I think this is bad for the long-term interests of clients; the industry must recognise that it must adjust to a lower fee environment as part of restoring investors’ trust. The 1990s saw cost-income ratios go from 50% or so to figures that were in the 70% or so range and this became the norm.
I’ve been in this job for ten years and I’ve been consistently wrong that performance fees would become more widespread and that fees generally would go down. But I still haven’t seen good arguments against wider adoption of performance fees.
Some people complained about the application of the investment bank rules on remuneration to asset managers. But we were all happy to be paid the same as investment bankers when things were good, so we can’t be that surprised.
That said, the constraints on bonuses in investment banks are a problem for us as a business because they have encouraged us to expand our fixed salary base. It makes it much harder to connect pay to profits and investment returns, the model that had helped the industry adjust to cycles in profitability. This will be much harder now.
The only real threat on the regulatory landscape is FATCA in the US. If that is not significantly changed, it will have a massive impact on international investing by drawing a dividing line between US-domiciled investors and the rest. Given the more pessimistic growth outlook in the US, a change here is likely.
The same deteriorating economic outlook means that we may have some moderation of the prospective capital requirement regime in the UK. In general, though, I’m not kept awake by regulatory reform; I think there will be moderation.
For us the Volcker rule is not a big issue, either; we’ve just started our second infrastructure fund and we will put in $60m rather than the $100m we would have allocated before the change; this isn’t a big problem for us.

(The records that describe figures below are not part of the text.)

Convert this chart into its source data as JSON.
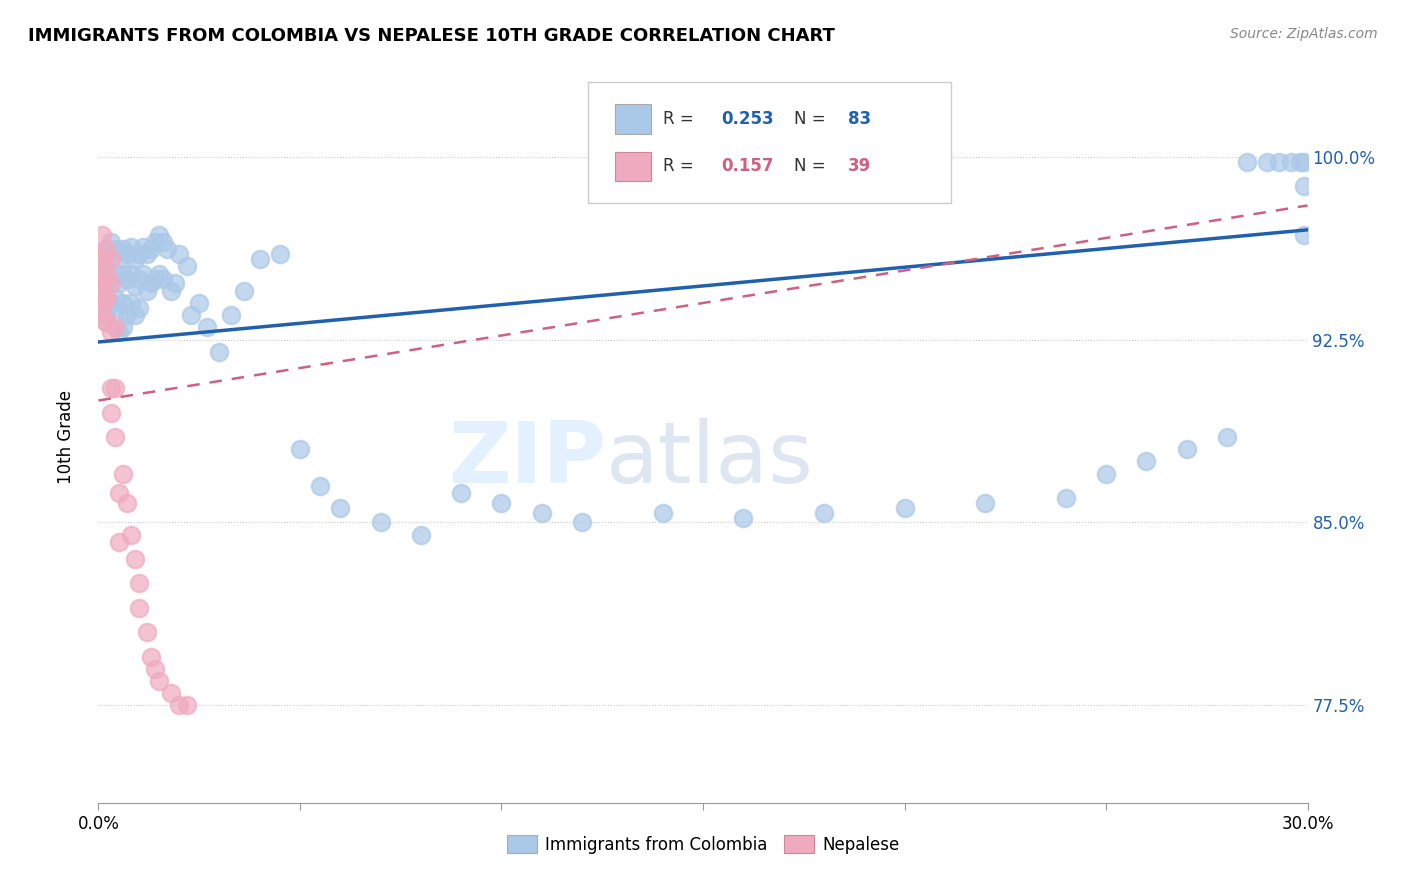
{
  "title": "IMMIGRANTS FROM COLOMBIA VS NEPALESE 10TH GRADE CORRELATION CHART",
  "source": "Source: ZipAtlas.com",
  "ylabel": "10th Grade",
  "ytick_labels": [
    "77.5%",
    "85.0%",
    "92.5%",
    "100.0%"
  ],
  "ytick_values": [
    0.775,
    0.85,
    0.925,
    1.0
  ],
  "xlim": [
    0.0,
    0.3
  ],
  "ylim": [
    0.735,
    1.035
  ],
  "legend_label_blue": "Immigrants from Colombia",
  "legend_label_pink": "Nepalese",
  "blue_scatter_color": "#aac8e8",
  "pink_scatter_color": "#f0aabf",
  "blue_line_color": "#2060b0",
  "pink_line_color": "#d06080",
  "watermark_color": "#ddeeff",
  "colombia_x": [
    0.001,
    0.001,
    0.002,
    0.002,
    0.002,
    0.003,
    0.003,
    0.003,
    0.004,
    0.004,
    0.004,
    0.005,
    0.005,
    0.005,
    0.005,
    0.006,
    0.006,
    0.006,
    0.006,
    0.007,
    0.007,
    0.007,
    0.008,
    0.008,
    0.008,
    0.009,
    0.009,
    0.009,
    0.01,
    0.01,
    0.01,
    0.011,
    0.011,
    0.012,
    0.012,
    0.013,
    0.013,
    0.014,
    0.014,
    0.015,
    0.015,
    0.016,
    0.016,
    0.017,
    0.018,
    0.019,
    0.02,
    0.022,
    0.023,
    0.025,
    0.027,
    0.03,
    0.033,
    0.036,
    0.04,
    0.045,
    0.05,
    0.055,
    0.06,
    0.07,
    0.08,
    0.09,
    0.1,
    0.11,
    0.12,
    0.14,
    0.16,
    0.18,
    0.2,
    0.22,
    0.24,
    0.25,
    0.26,
    0.27,
    0.28,
    0.285,
    0.29,
    0.293,
    0.296,
    0.298,
    0.299,
    0.299,
    0.299
  ],
  "colombia_y": [
    0.96,
    0.95,
    0.955,
    0.945,
    0.935,
    0.965,
    0.95,
    0.94,
    0.962,
    0.952,
    0.942,
    0.958,
    0.948,
    0.938,
    0.928,
    0.962,
    0.952,
    0.94,
    0.93,
    0.96,
    0.95,
    0.935,
    0.963,
    0.952,
    0.94,
    0.958,
    0.947,
    0.935,
    0.96,
    0.95,
    0.938,
    0.963,
    0.952,
    0.96,
    0.945,
    0.962,
    0.948,
    0.965,
    0.95,
    0.968,
    0.952,
    0.965,
    0.95,
    0.962,
    0.945,
    0.948,
    0.96,
    0.955,
    0.935,
    0.94,
    0.93,
    0.92,
    0.935,
    0.945,
    0.958,
    0.96,
    0.88,
    0.865,
    0.856,
    0.85,
    0.845,
    0.862,
    0.858,
    0.854,
    0.85,
    0.854,
    0.852,
    0.854,
    0.856,
    0.858,
    0.86,
    0.87,
    0.875,
    0.88,
    0.885,
    0.998,
    0.998,
    0.998,
    0.998,
    0.998,
    0.998,
    0.988,
    0.968
  ],
  "nepalese_x": [
    0.0,
    0.0,
    0.001,
    0.001,
    0.001,
    0.001,
    0.001,
    0.001,
    0.001,
    0.002,
    0.002,
    0.002,
    0.002,
    0.002,
    0.002,
    0.002,
    0.003,
    0.003,
    0.003,
    0.003,
    0.003,
    0.004,
    0.004,
    0.004,
    0.005,
    0.005,
    0.006,
    0.007,
    0.008,
    0.009,
    0.01,
    0.01,
    0.012,
    0.013,
    0.014,
    0.015,
    0.018,
    0.02,
    0.022
  ],
  "nepalese_y": [
    0.96,
    0.945,
    0.968,
    0.958,
    0.948,
    0.938,
    0.958,
    0.948,
    0.938,
    0.962,
    0.952,
    0.942,
    0.932,
    0.952,
    0.942,
    0.932,
    0.958,
    0.948,
    0.928,
    0.905,
    0.895,
    0.93,
    0.905,
    0.885,
    0.862,
    0.842,
    0.87,
    0.858,
    0.845,
    0.835,
    0.825,
    0.815,
    0.805,
    0.795,
    0.79,
    0.785,
    0.78,
    0.775,
    0.775
  ],
  "blue_line_x0": 0.0,
  "blue_line_x1": 0.3,
  "blue_line_y0": 0.924,
  "blue_line_y1": 0.97,
  "pink_line_x0": 0.0,
  "pink_line_x1": 0.3,
  "pink_line_y0": 0.9,
  "pink_line_y1": 0.98
}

When it comes to emerging markets, the way you interact with the regulator has to be very different
But in developing markets it’s much more about keeping the regulator informed so that they understand what you’re doing and there are no surprises – it’s more of a mutual education. It’s also very personalised; you need to work hard to build a relationship with those running the regulatory bodies because the regulation is often heavily influenced by these individuals.
I think we can expect to see continued growth in ETFs. As large numbers of people retire, they will want to manage their own money more. They know that much of it comes down to asset allocation; they’ll lock a certain amount of their assets up in ETFs. It’s true that as a convenient means of managing both strategic and tactical asset allocation, passive managers took a knock during the crisis because high volatility increased their trading fees
But it’s been especially hard for active managers: especially in the US, the growth of high frequency and momentum trading has made it hard for value managers to outperform. I think there is still a long way for the share of passive funds and ETFs as a proportion of total assets under management in the industry to grow – intuitively it feels like 40% or so might be a stable share of the market.